For starters, you may enroll your Pug pup in a kindergarten class. Additionally, you can invite guests over to your home, take them to busy parks and stores, and stroll them in the neighborhood to meet neighbors. It will help polish their social skills and make them even more amiable to people and pets around them.
Feeding Your Pug
Pugs primarily love human attention, but their second love is food! These dogs love to eat, and they do eat a lot. Their passion for food combined with their small built makes them prone to becoming overweight. As a Pug parent, you need to restrain them to avoid dog obesity. Do not overindulge them with food and make sure that you give them appropriate feeding portions. Moreover, be sure to limit treats and encourage them to exercise.
The recommended daily feeding for Pugs is half cup to one cup of high-quality dry food per day. It should be divided into two meals. Keep in mind that how much they eat depends on their size, build, age, activity level, and metabolism. Just like humans, dogs’ need for food is very individual. Therefore, a highly active canine will need more food compared to a couch potato pooch. Moreover, high-quality food will go forward to nourishing your dog. CHECK OUR GUIDE AND LIST OF DOG FOOD FOR PUGS (ADULT & PUPPY)
FAQS About Pugs
How long Do Pugs Live?
On average, a Pug can have a lifespan of 12 to 15 years. Most of them fall on the lower end of this range. The average female life span is about 13.2 years, while the males have a little less at 12.8 years on average. Consequently, you will also find Pugs that lived well into their teens, some reaching the age of 17 years.
Are Pugs Hypoallergenic?
Although there are no 100% hypoallergenic dogs breeds, it is possible to own a less-hypoallergenic canine. Unfortunately, though, Pugs are not hypoallergenic. Despite their short coat, Pug shed a lot and leaves a lot of dander.

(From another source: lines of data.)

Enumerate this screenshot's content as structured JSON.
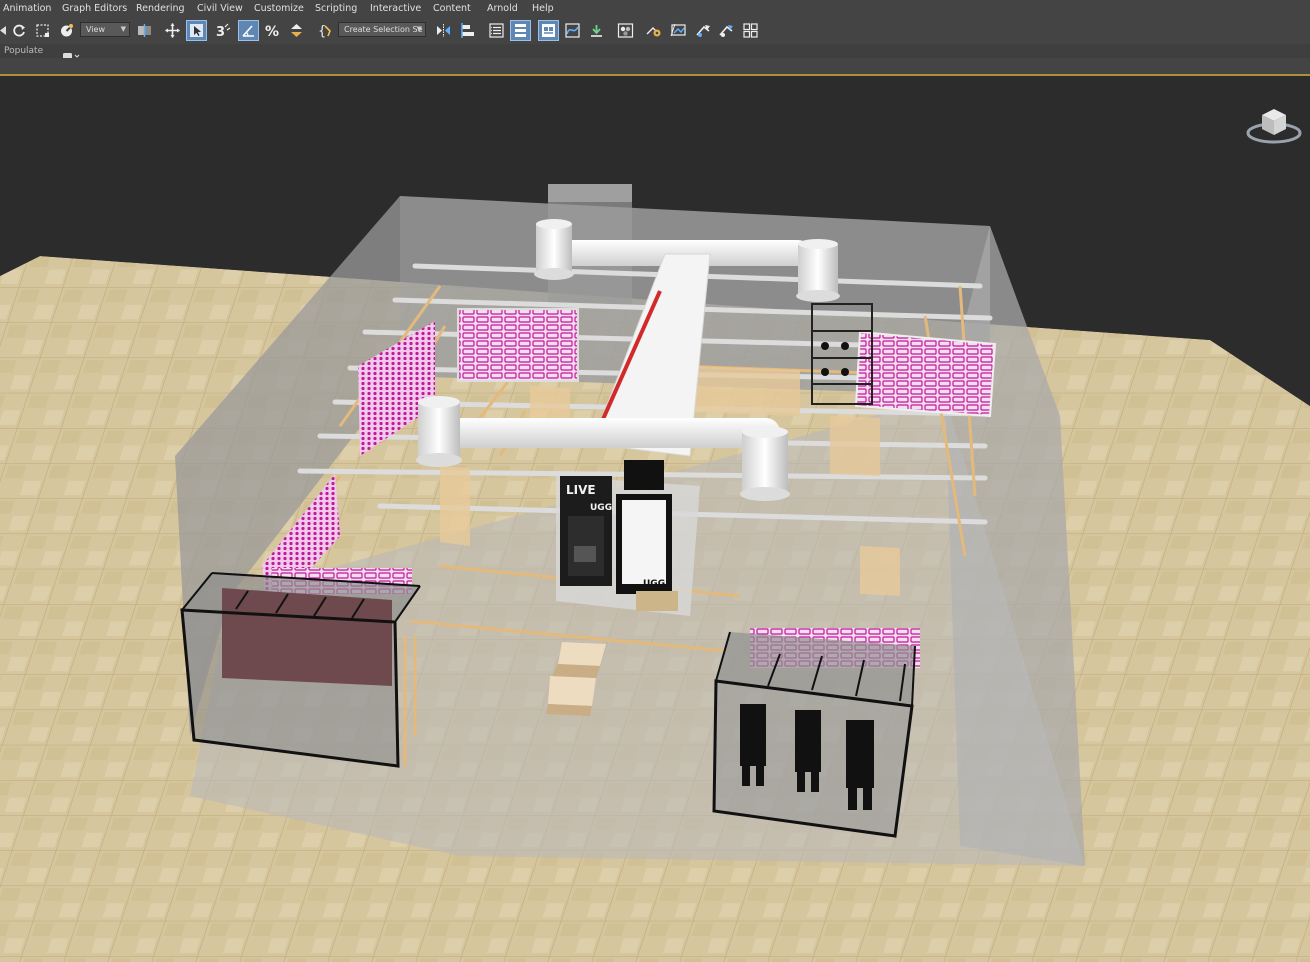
{
  "menu": {
    "items": [
      "Animation",
      "Graph Editors",
      "Rendering",
      "Civil View",
      "Customize",
      "Scripting",
      "Interactive",
      "Content",
      "Arnold",
      "Help"
    ]
  },
  "toolbar": {
    "reference_coord": "View",
    "selection_set": "Create Selection Se"
  },
  "ribbon": {
    "label": "Populate"
  },
  "viewport": {
    "signage": [
      "LIVE",
      "UGG",
      "UGG"
    ],
    "viewcube_icon": "viewcube-icon"
  },
  "colors": {
    "ui_background": "#444444",
    "viewport_background": "#2c2c2c",
    "ribbon_accent": "#b08e3a",
    "active_tool": "#5f87b3",
    "floor_tile": "#d4c39a",
    "shelving_wood": "#e6c08a",
    "product_magenta": "#c2189a",
    "duct_red": "#d02a2a"
  }
}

Are Pugs Smart and Easy to Train?
The Pug breed is smart, observant, and quick learners. For instance, they can easily make connections to what you are trying to teach them. On the bright side, these traits should make them easy to train. However, Pugs can be quite stubborn and extra mischievous. They will sometimes ignore you when called. Thus, expect your training session to be challenging and have some additional supply of patience on your part. If you persevere, your efforts will all be worth it.
How many puppies do Pugs have?
The average litter of a Pug is around two to six puppies.
Does the Pug Drool?
The Pug is a delightful creature with thick lips and folds on their faces. A liquid can easily puddle up in the corners of their mouth. But contrary to what most people think, Pug is not heavy droolers. They might occasionally do, thus check your slippers first before putting them on.
How much does a Pug Bark?
The Pug breed tends to be quiet, making some people think that they do not bark. But they do bark sometimes, but not the obnoxious kind. They have this kind of bark that resembles a sound made by a yodeling singer, or they yip when they are excited.
How Much is a Pug?
Pugs are priced according to their lineage. If you get one from a superior pedigree, the prices can range from $1900 to $6000. The median price is around $1022, but you can always adopt a Pug because there are lots of them in rescue centers too.
Pugs are very loving, and they have that human-like expression that quickly endears them to their owners. If you intend to welcome a Pug into your family, be willing to accept them as you would a newborn child. These dogs need your care and attention, and they will return it a thousand fold. They have a massive personality than all of the household members combined. Pugs will bring your home lots of laughter, loyalty, affection, and love.